American military officials are concerned over Israel's campaign against Iran in Syria that has won the encouragement of the White House, the Wall Street Journal reported Sunday.

“It’s a growing concern for us,” a senior military official told the Journal. The report says that U.S. military officials fear that Iran would believe the United States is behind some of the strikes in Syria, or that the United States is feeding Israel intelligence for the strikes, it could prompt attacks by Iran-backed militias on American troops in the regions.

The officials expressed concerned particularly to more than 5,000 U.S. troops stationed in Iraq.
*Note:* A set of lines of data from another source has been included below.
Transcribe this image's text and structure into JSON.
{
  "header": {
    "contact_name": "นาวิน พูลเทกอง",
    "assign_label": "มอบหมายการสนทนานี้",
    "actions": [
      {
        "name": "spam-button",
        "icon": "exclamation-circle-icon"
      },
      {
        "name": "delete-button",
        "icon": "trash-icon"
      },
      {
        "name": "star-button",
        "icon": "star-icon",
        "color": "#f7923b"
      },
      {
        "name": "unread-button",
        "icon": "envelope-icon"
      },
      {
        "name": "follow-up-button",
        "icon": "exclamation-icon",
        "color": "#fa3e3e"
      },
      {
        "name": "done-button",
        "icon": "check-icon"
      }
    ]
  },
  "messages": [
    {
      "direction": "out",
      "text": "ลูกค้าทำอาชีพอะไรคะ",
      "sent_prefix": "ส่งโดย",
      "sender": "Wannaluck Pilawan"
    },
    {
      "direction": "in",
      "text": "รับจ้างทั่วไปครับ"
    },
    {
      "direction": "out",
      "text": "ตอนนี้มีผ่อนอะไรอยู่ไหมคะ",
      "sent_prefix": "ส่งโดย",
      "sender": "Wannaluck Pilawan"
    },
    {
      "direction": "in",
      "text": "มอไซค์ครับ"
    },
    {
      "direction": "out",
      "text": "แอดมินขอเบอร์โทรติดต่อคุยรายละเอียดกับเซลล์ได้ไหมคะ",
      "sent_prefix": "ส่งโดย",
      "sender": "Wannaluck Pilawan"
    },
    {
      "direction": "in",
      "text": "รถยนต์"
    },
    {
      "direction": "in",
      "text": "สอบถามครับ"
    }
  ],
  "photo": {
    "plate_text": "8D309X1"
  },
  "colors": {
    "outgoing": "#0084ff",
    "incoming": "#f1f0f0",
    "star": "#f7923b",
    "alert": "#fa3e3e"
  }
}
The Israeli military said last month that it had carried out some 200 sorties in Syria since the beginning of 2017 in an attempt to thwart Iranian entrenchment in the counrty and the transfer of weapons to Hezbollah. The Israeli bombings commenced, according to foreign press reports, in January 2012, less than a year after the outbreak of the Syrian civil war.

Haaretz's Amos Harel wrote last week that Russia has been taking a more forceful stance toward Israel concerning Israel Air Force activity in the north, ever since the incident in which a Syrian anti-aircraft missile downed an Ilyushin Russian intelligence-gathering plane. The plane was shot down at the end of an Israeli airstrike near Latakia in northwestern Syria.